Denial by Jon Raymond

Denial by Jon Raymond

Author:Jon Raymond
Language: eng
Format: epub
Publisher: Simon & Schuster
Published: 2022-07-26T00:00:00+00:00


9

I flew back to Guadalajara on New Year’s Day, 2052. The last week of the year had been blissfully dull and free of any physical symptoms listed in the journals. No ataxia, no spasticity, no akinetic mutism. Deboarding, I felt clean, and the city felt clean, too, like a hard wind had blown through, sweeping the holiday decorations off the walls and the trash from the ground, leaving the surfaces blank. Quietly, coldly, we’d crossed into the new year.
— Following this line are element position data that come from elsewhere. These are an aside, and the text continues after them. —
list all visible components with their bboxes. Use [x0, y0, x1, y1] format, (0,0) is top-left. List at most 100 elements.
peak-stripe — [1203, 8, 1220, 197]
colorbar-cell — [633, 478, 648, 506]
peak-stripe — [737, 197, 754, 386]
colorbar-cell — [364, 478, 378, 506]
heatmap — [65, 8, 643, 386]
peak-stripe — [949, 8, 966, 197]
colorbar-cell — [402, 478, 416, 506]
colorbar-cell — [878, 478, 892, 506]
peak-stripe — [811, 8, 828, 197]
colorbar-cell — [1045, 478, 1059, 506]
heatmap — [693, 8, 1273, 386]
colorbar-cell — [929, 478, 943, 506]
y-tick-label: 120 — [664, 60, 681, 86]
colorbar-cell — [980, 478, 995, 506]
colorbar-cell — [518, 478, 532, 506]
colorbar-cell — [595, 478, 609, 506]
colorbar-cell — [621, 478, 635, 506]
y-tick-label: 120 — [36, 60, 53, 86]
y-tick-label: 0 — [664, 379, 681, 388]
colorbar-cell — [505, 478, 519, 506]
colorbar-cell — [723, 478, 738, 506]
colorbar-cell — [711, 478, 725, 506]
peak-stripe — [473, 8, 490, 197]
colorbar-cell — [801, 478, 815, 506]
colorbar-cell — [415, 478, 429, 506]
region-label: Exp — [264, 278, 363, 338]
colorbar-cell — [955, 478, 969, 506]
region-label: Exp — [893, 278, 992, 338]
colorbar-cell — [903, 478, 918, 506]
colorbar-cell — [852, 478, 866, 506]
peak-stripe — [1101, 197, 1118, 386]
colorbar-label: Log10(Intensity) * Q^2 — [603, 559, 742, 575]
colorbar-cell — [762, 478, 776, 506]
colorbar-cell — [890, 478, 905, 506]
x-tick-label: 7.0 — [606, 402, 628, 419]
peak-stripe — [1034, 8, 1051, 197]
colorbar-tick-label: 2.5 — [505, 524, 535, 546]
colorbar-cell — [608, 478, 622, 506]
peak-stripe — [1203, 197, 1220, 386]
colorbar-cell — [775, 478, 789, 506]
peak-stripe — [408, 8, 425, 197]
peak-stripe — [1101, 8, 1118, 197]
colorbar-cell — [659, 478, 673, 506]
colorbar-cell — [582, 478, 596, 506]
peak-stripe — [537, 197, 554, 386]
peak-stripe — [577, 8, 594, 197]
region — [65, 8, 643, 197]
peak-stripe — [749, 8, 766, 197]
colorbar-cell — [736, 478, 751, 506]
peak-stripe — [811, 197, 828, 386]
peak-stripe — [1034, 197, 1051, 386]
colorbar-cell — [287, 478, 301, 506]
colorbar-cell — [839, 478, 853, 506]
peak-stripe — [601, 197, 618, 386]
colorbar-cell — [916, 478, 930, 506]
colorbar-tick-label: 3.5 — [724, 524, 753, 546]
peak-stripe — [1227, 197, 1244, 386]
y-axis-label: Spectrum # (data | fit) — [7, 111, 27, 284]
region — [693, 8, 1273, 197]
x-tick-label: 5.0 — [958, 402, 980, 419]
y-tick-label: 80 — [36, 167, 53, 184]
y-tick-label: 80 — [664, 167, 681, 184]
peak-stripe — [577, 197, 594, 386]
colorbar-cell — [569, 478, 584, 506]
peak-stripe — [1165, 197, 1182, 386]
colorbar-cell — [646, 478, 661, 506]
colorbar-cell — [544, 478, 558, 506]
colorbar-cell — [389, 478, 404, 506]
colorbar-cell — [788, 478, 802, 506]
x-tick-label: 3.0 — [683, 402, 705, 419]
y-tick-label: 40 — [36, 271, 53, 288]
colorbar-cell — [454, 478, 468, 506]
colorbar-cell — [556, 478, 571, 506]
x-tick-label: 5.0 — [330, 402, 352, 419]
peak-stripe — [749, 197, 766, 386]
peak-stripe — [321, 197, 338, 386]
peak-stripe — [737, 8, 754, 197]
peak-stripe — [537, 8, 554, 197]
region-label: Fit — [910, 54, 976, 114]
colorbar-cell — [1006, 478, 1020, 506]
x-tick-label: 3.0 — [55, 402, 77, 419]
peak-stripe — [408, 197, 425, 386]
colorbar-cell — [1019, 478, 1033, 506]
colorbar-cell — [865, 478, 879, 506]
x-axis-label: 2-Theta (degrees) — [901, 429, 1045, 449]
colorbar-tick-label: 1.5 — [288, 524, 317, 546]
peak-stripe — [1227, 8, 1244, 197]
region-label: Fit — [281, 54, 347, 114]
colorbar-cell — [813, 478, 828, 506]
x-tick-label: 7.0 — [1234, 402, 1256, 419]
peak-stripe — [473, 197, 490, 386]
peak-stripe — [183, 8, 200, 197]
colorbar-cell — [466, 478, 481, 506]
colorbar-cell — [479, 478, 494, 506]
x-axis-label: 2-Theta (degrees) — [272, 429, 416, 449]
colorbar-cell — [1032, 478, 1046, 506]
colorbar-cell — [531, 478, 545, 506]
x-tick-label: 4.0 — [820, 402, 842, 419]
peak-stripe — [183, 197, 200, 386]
I had a better hotel room at the Best Western this time around. Liu seemed to smell some kind of glory down in Mexico, and he’d placed the resources not only of the newspaper’s travel budget but of some of his personal bank account behind me. The new room was a suite on the twelfth floor, with windows that opened and a little kitchenette with a stovetop and mini-fridge. I could see the rooftops sprawling in every direction, decorated with clotheslines and satellite dishes and bursts of palm trees, and faraway the tips of ancient, surrounding hills. When I checked in, a breeze was gently blowing through, scented with cement dust and frijoles. It was good to be Liu’s chosen emissary, I thought. If I had to carve his name in the annals of history with my flaming sword to get this upgrade, so be it.

I took a nap. The mattress was too soft, and the traffic horns blared on and off at irregular intervals. I couldn’t fall asleep, so I ended up spending hours staring at the ceiling, testing my brain in light of my recent diagnosis. I’d been making a conscious effort to dredge up old memories, seeking the limits of my mental powers. I went through every member of my grade school soccer team. I recollected the smell of my friend Josh’s Toyota Corolla. I walked the banks of the nameless creek running through my hometown where as kids we used to hunt crawdads and, later, smoked our first cigarettes. I roamed every year, every season, picking up impressions and checking them for damage.

Had anything been lost? I wondered. I didn’t think so. I still seemed to have all the images and facts I’d had before, such as they were. I still couldn’t sleep, so I sat on the bed and tried staring hard at the furniture in the room, zooming in on the doorknob and the lampshade, trying to feel the prions physically replicating in my eyes. I couldn’t sense anything in that way, either. I didn’t know what a misfolded protein felt like. I didn’t know what a neuron felt like, or an enzyme, or a cytoplasm. They were all just words. My breathing seemed normal. My muscles and nerves responded to orders.

I must have slept, because I woke up to the sound of birdcalls. They weren’t birds I recognized, but for a moment I imagined I was in my childhood bed. I’d grown up hearing orioles and chickadees, as I recalled, but at some point they’d all moved north, replaced by more southerly finches and warblers.